Connected: The Surprising Power of Our Social Networks and How They Shape our Lives

Date

October 6, 2009

Speaker

Nicholas Christakis and James Fowler

Affiliation

Department of Health Care Policy, Harvard Medical School/The Center for Wireless and Population Health, UC, San Diego

Overview

Your colleague’s husband’s sister can make you fat, even if you don’t know her. A happy neighbor has more impact on your happiness than a happy spouse. Emotions are contagious, health behaviors spread: in fact, our social networks influence our ideas, emotions, health, relationships, politics and every aspect of our lives. We don’t live in groups, we live in networks: as proven through research ranging from bank runs to suicide prevention, from nut allergies in schoolchildren to epidemics in virtual worlds, from the spread of happiness to the spread of voting.

Speakers

Nicholas Christakis and James Fowler

Nicholas Christakis is a recognized authority on how social networks affect our behavior and well being. One of less than ten people in the US trained as both a sociologist and a physician, his research is on social factors that affect health, health care and longetivity.
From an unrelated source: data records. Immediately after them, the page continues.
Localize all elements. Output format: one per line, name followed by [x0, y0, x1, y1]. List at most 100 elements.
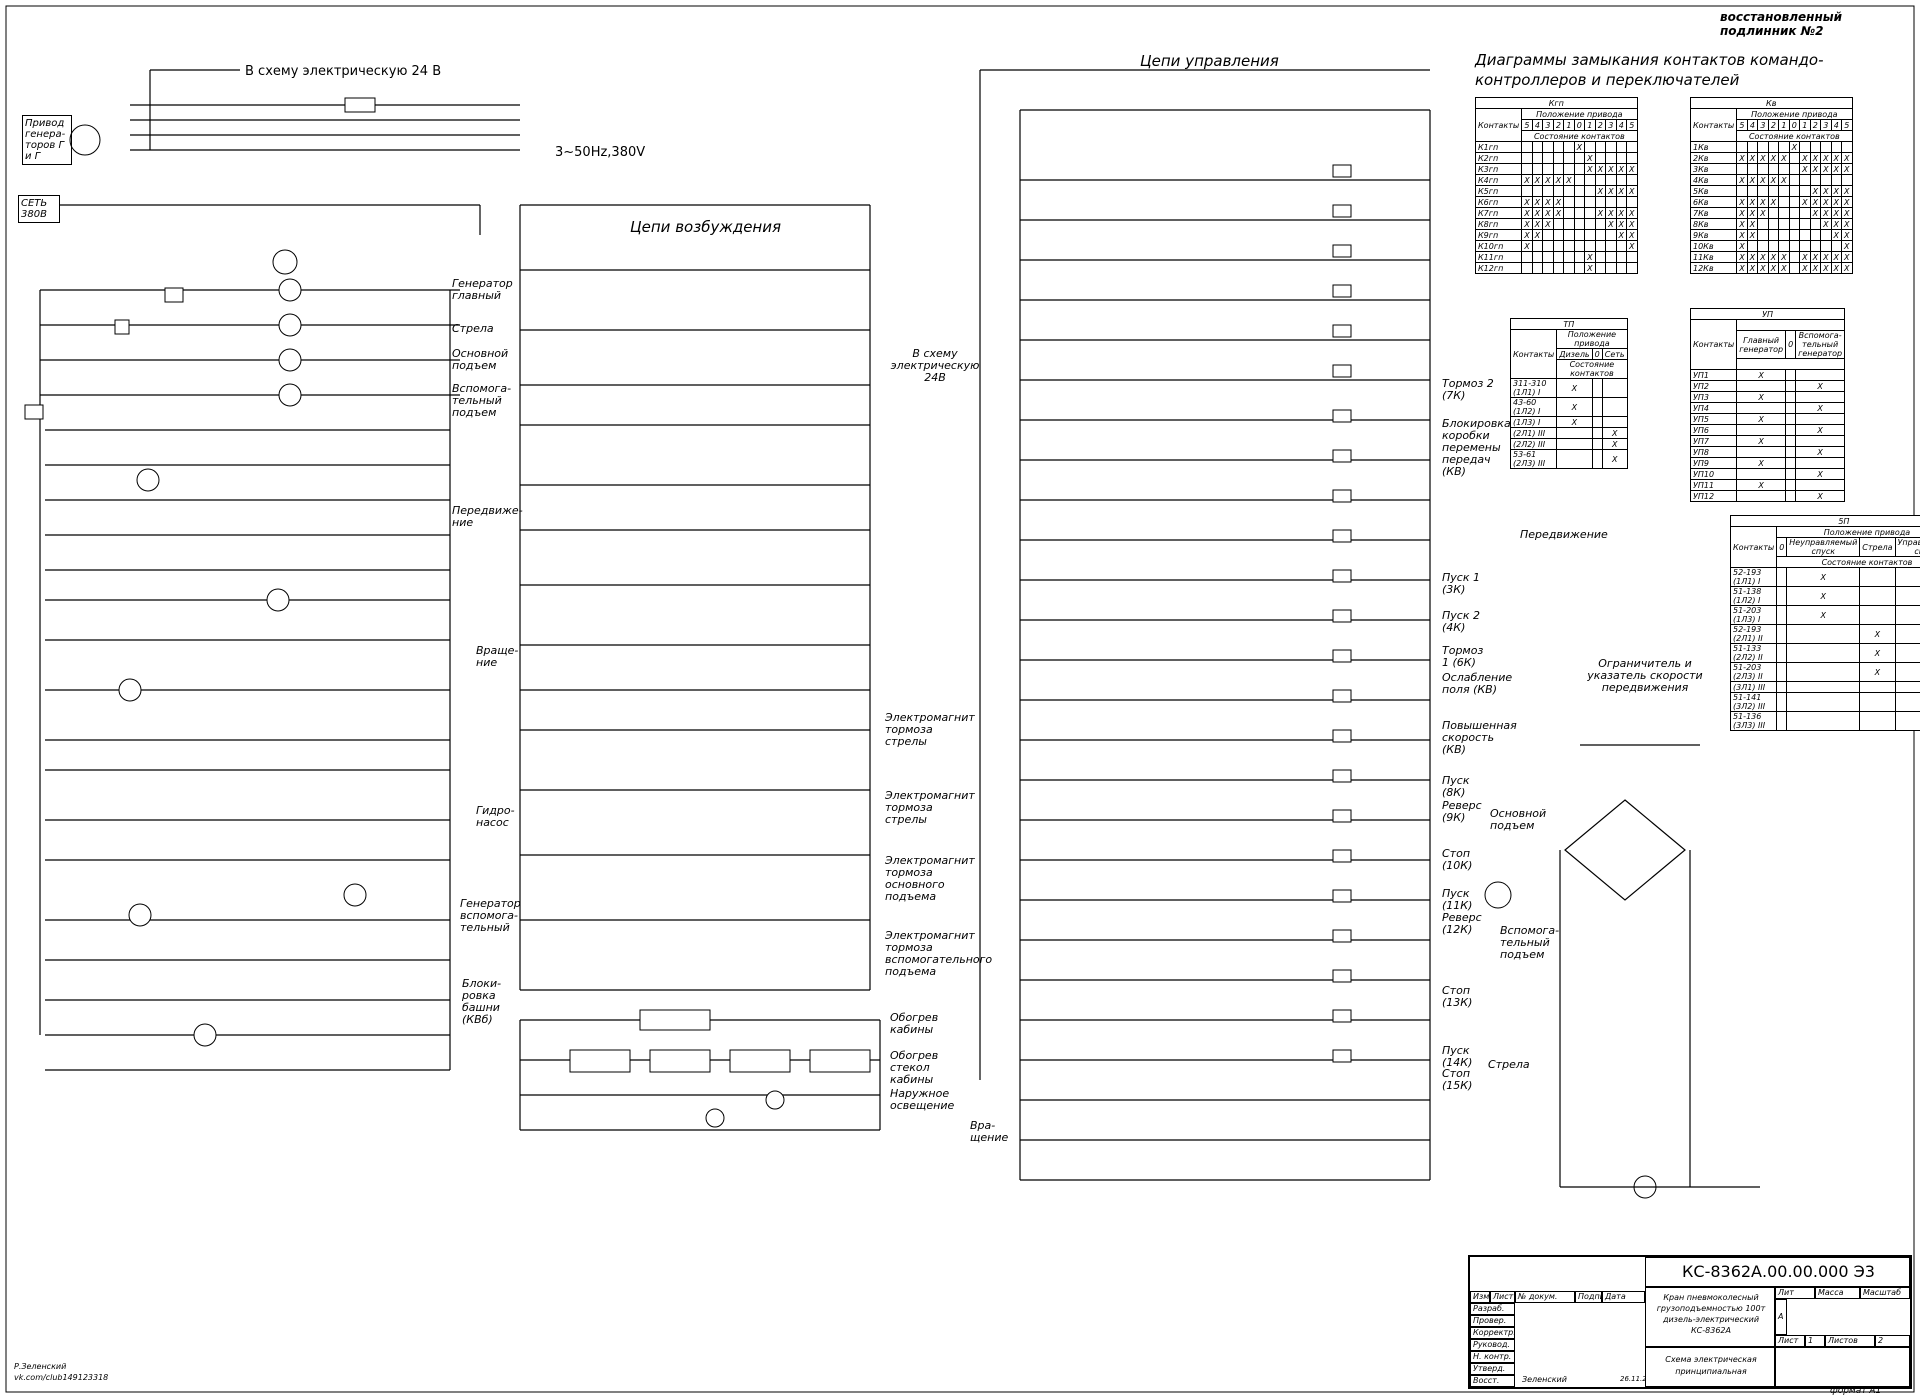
contact-state-cell: X: [1786, 605, 1861, 625]
to-24v-label: В схему электрическую 24 В: [245, 64, 442, 79]
col-state-header: Состояние контактов: [1776, 556, 1920, 568]
contact-state-cell: X: [1594, 163, 1607, 175]
contact-state-cell: X: [1626, 229, 1638, 241]
contact-state-cell: [1736, 402, 1787, 414]
contact-state-cell: X: [1795, 468, 1846, 480]
contact-name: 5Кв: [1689, 185, 1738, 197]
aux-reverse-label: Реверс (12К): [1442, 911, 1482, 936]
contact-state-cell: [1605, 196, 1617, 208]
speed-up-label: Повышенная скорость (КВ): [1442, 719, 1517, 756]
boom-stop-label: Стоп (15К): [1442, 1067, 1473, 1092]
contact-state-cell: [1615, 251, 1628, 263]
contact-state-cell: [1799, 218, 1811, 230]
contact-state-cell: X: [1767, 251, 1780, 263]
drive-label: Привод генера-торов Г и Г: [22, 115, 72, 165]
contact-state-cell: [1786, 692, 1861, 712]
contact-state-cell: [1788, 207, 1801, 219]
table-title: 5П: [1730, 515, 1920, 527]
title-block-role: Руковод.: [1470, 1339, 1515, 1351]
contact-state-cell: [1594, 251, 1607, 263]
contact-state-cell: [1746, 163, 1759, 175]
col-state-header: Состояние контактов: [1556, 359, 1628, 379]
contact-state-cell: [1531, 163, 1544, 175]
contact-name: К10гп: [1474, 240, 1523, 252]
contact-state-cell: [1594, 174, 1607, 186]
col-contacts-header: Контакты: [1474, 108, 1523, 142]
contact-name: (2Л2) III: [1509, 438, 1558, 450]
gen-aux-label: Генератор вспомога-тельный: [460, 897, 521, 934]
contact-state-cell: [1552, 185, 1565, 197]
title-block-header: Лист: [1490, 1291, 1515, 1303]
position-header: 1: [1584, 119, 1596, 131]
contact-state-cell: [1786, 662, 1861, 682]
contact-state-cell: [1809, 229, 1822, 241]
table-title: Кгп: [1475, 97, 1638, 109]
lit-header: Лит: [1775, 1287, 1815, 1299]
tower-lock-label: Блоки-ровка башни (КВб): [462, 977, 502, 1026]
col-position-header: [1736, 319, 1846, 331]
contact-name: 43-60 (1Л2) I: [1509, 397, 1558, 417]
contact-state-cell: X: [1830, 229, 1843, 241]
contact-state-cell: [1542, 185, 1554, 197]
gearbox-lock-label: Блокировка коробки перемены передач (КВ): [1442, 417, 1511, 478]
contact-state-cell: [1788, 174, 1801, 186]
contact-state-cell: X: [1736, 218, 1748, 230]
sheet-label: Лист: [1775, 1335, 1805, 1347]
contact-state-cell: X: [1736, 207, 1748, 219]
contact-state-cell: [1615, 196, 1628, 208]
contact-state-cell: [1785, 446, 1797, 458]
contact-name: 7Кв: [1689, 207, 1738, 219]
contact-state-cell: [1778, 218, 1790, 230]
letter-value: А: [1775, 1299, 1787, 1335]
contact-state-cell: X: [1542, 207, 1554, 219]
contact-state-cell: [1785, 479, 1797, 491]
speed-limiter-label: Ограничитель и указатель скорости передв…: [1587, 657, 1703, 694]
title-block: КС-8362А.00.00.000 Э3 Кран пневмоколесны…: [1468, 1255, 1912, 1389]
contact-state-cell: [1556, 438, 1593, 450]
contact-state-cell: [1626, 174, 1638, 186]
contact-state-cell: [1795, 479, 1846, 491]
contact-state-cell: X: [1778, 262, 1790, 274]
contact-state-cell: X: [1531, 218, 1544, 230]
contact-state-cell: [1736, 163, 1748, 175]
contact-state-cell: [1601, 397, 1628, 417]
contact-state-cell: [1573, 185, 1586, 197]
contact-state-cell: [1757, 218, 1769, 230]
contact-state-cell: [1746, 141, 1759, 153]
contact-state-cell: X: [1552, 196, 1565, 208]
contact-state-cell: [1521, 262, 1533, 274]
contact-state-cell: [1552, 251, 1565, 263]
contact-state-cell: [1563, 229, 1575, 241]
contact-state-cell: X: [1552, 207, 1565, 219]
contact-state-cell: X: [1786, 567, 1861, 587]
title-block-header: № докум.: [1515, 1291, 1575, 1303]
contact-state-cell: [1736, 446, 1787, 458]
title-block-role: Н. контр.: [1470, 1351, 1515, 1363]
contact-state-cell: [1556, 427, 1593, 439]
col-position-header: Положение привода: [1776, 526, 1920, 538]
col-contacts-header: Контакты: [1689, 319, 1738, 370]
contact-state-cell: [1584, 229, 1596, 241]
contact-state-cell: [1778, 196, 1790, 208]
contact-state-cell: [1767, 185, 1780, 197]
contact-state-cell: X: [1601, 449, 1628, 469]
em-boom-brake-1: Электромагнит тормоза стрелы: [885, 711, 975, 748]
contact-state-cell: X: [1521, 218, 1533, 230]
contact-state-cell: X: [1531, 174, 1544, 186]
contact-state-cell: X: [1820, 185, 1832, 197]
contact-state-cell: X: [1809, 251, 1822, 263]
contact-state-cell: [1584, 174, 1596, 186]
contact-state-cell: [1591, 416, 1603, 428]
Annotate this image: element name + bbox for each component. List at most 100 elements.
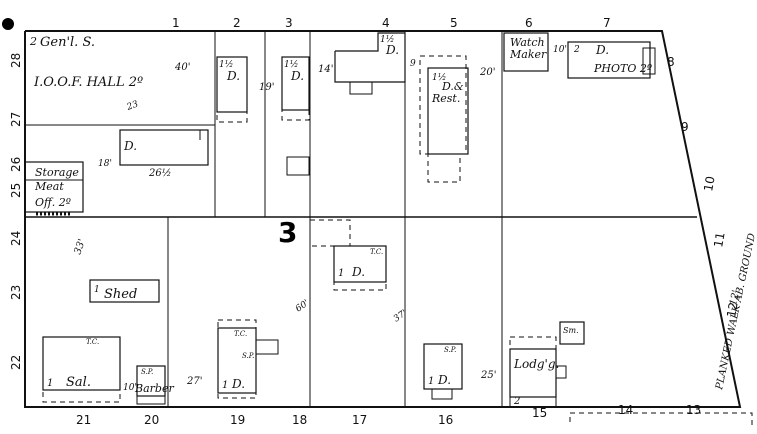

He is Professor of Medical Sociology in the Dept of Health Care Policy, Harvard Medical School, also Professor of Medicine there and Professor of Sociology at Harvard’s Faculty of Arts and Sciences. He is also an attending physician at the Mt. Auburn Hospital in Cambridge, MA.Science Magazine named Nicholas Christakis and James Fowler “the dynamic duo” and their research on social networks was featured in Harvard Business Review’s Breakthrough Business Ideas for 2009. Their work has appeared on the Oprah Winfrey show, Good Morning America, the Today Show and The Colbert Report, and on the front pages of the New York Times, the Washington Post and USA Today.

James Fowler is an Associate Professor in the Center for Wireless and Population Health, and in the Political Science Department at the University of California, San Diego. His current research includes social networks, behavioral economics, evolutionary game theory, political participation and the evolution of cooperation.Science Magazine named Nicholas Christakis and James Fowler “the dynamic duo” and their research on social networks was featured in Harvard Business Review’s Breakthrough Business Ideas for 2009. Their work has appeared on the Oprah Winfrey show, Good Morning America, the Today Show and The Colbert Report, and on the front pages of the New York Times, the Washington Post and USA Today.